Dobbiamo, per dovere civile e per la nostra sopravvivenza, ammettere ed impegnarci affinché possa esistere una pubblica amministrazione in grado di tutelare davvero il pubblico interesse; e ,d’altra parte, che vi siano dei privati capaci e decisi ad applicare l’art.41 della nostra Costituzione:
“L’iniziativa economica privata è libera
Non può svolgersi in contrasto con l’utilità sociale o in modo da recare danno alla salute, all’ambiente, alla sicurezza, alla libertà, alla dignità umana
La legge determina i programmi e i controlli opportuni perché l’attività economica pubblica e privata possa essere indirizzata e coordinata a fini sociali e ambientali “
Salute, ambiente, utilità sociale: questi i criteri da rispettare.

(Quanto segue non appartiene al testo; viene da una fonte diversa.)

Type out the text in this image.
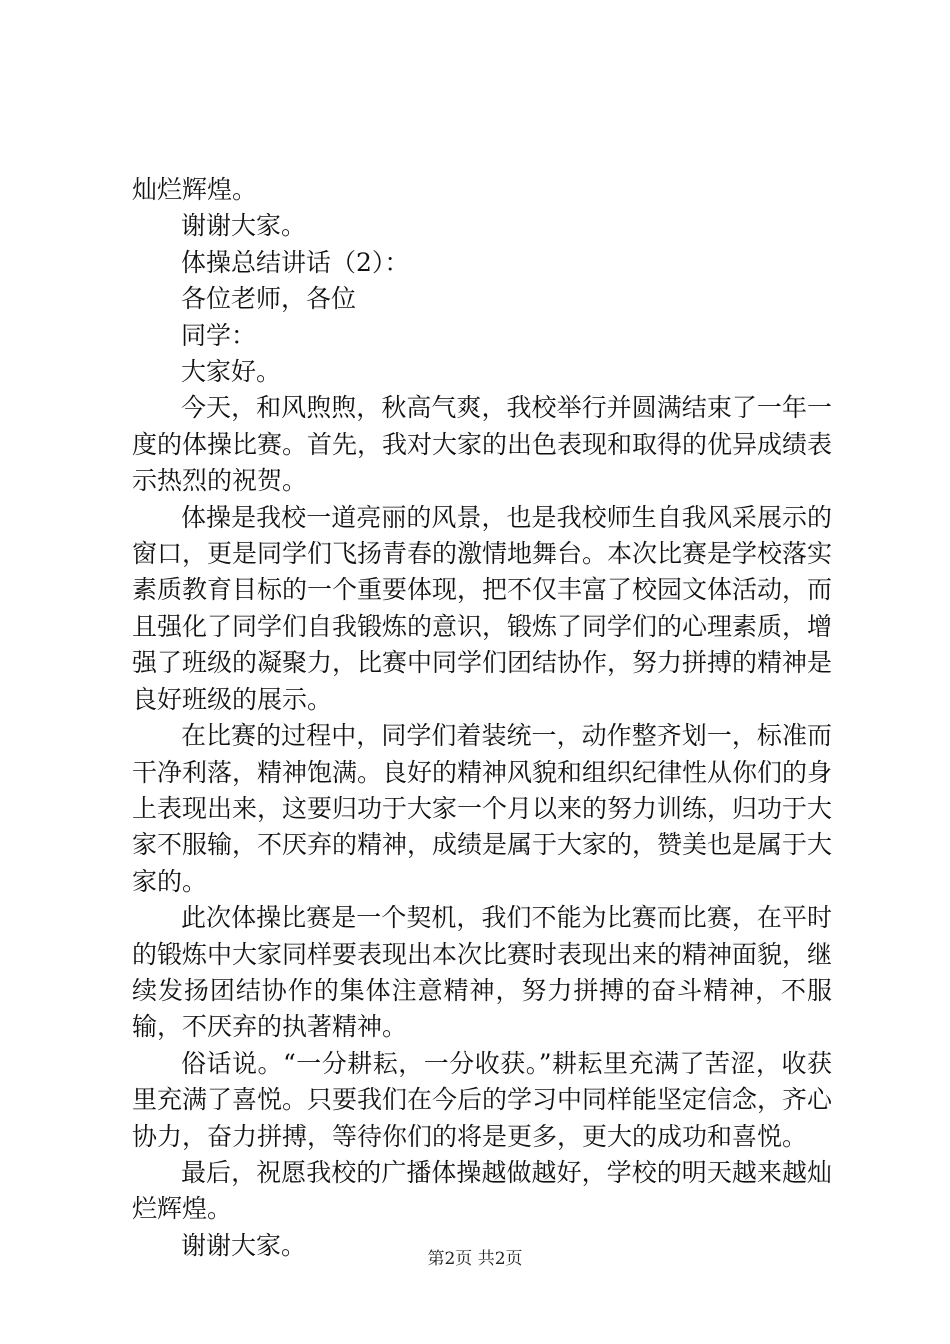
灿烂辉煌。

谢谢大家。

体操总结讲话（2）：

各位老师，各位

同学：

大家好。

今天，和风煦煦，秋高气爽，我校举行并圆满结束了一年一度的体操比赛。首先，我对大家的出色表现和取得的优异成绩表示热烈的祝贺。

体操是我校一道亮丽的风景，也是我校师生自我风采展示的窗口，更是同学们飞扬青春的激情地舞台。本次比赛是学校落实素质教育目标的一个重要体现，把不仅丰富了校园文体活动，而且强化了同学们自我锻炼的意识，锻炼了同学们的心理素质，增强了班级的凝聚力，比赛中同学们团结协作，努力拼搏的精神是良好班级的展示。

在比赛的过程中，同学们着装统一，动作整齐划一，标准而干净利落，精神饱满。良好的精神风貌和组织纪律性从你们的身上表现出来，这要归功于大家一个月以来的努力训练，归功于大家不服输，不厌弃的精神，成绩是属于大家的，赞美也是属于大家的。

此次体操比赛是一个契机，我们不能为比赛而比赛，在平时的锻炼中大家同样要表现出本次比赛时表现出来的精神面貌，继续发扬团结协作的集体注意精神，努力拼搏的奋斗精神，不服输，不厌弃的执著精神。

俗话说。“一分耕耘，一分收获。”耕耘里充满了苦涩，收获里充满了喜悦。只要我们在今后的学习中同样能坚定信念，齐心协力，奋力拼搏，等待你们的将是更多，更大的成功和喜悦。

最后，祝愿我校的广播体操越做越好，学校的明天越来越灿烂辉煌。

谢谢大家。	第2页 共2页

E ritorniamo al problema di partenza: la partecipazione attiva dei cittadini, che propongano e controllino ciò che incide sulle loro vite.
Voglio raccontare due storie, da “privato”: brutto finché volete, ma cattivo proprio no (e, a proposito di avvoltoi, di colombe, sull’isola, ne ho incontrate davvero poche…)
Storia n° 1
A dicembre 1999 aprimmo a Parigi, in pieno centro, Bio.it, una struttura concepita per la promozione, in Italia e all’estero, del prodotto biologico italiano, per conto di un consorzio di produttori biologici campani: doveva funzionare da punto di degustazione, quindi ristorante, da base per la forza vendite e come mezzo di comunicazione, per il mercato internazionale – Parigi è una vetrina internazionale – e italiano, perché gli Italiani adorano scoprire le cose a Parigi.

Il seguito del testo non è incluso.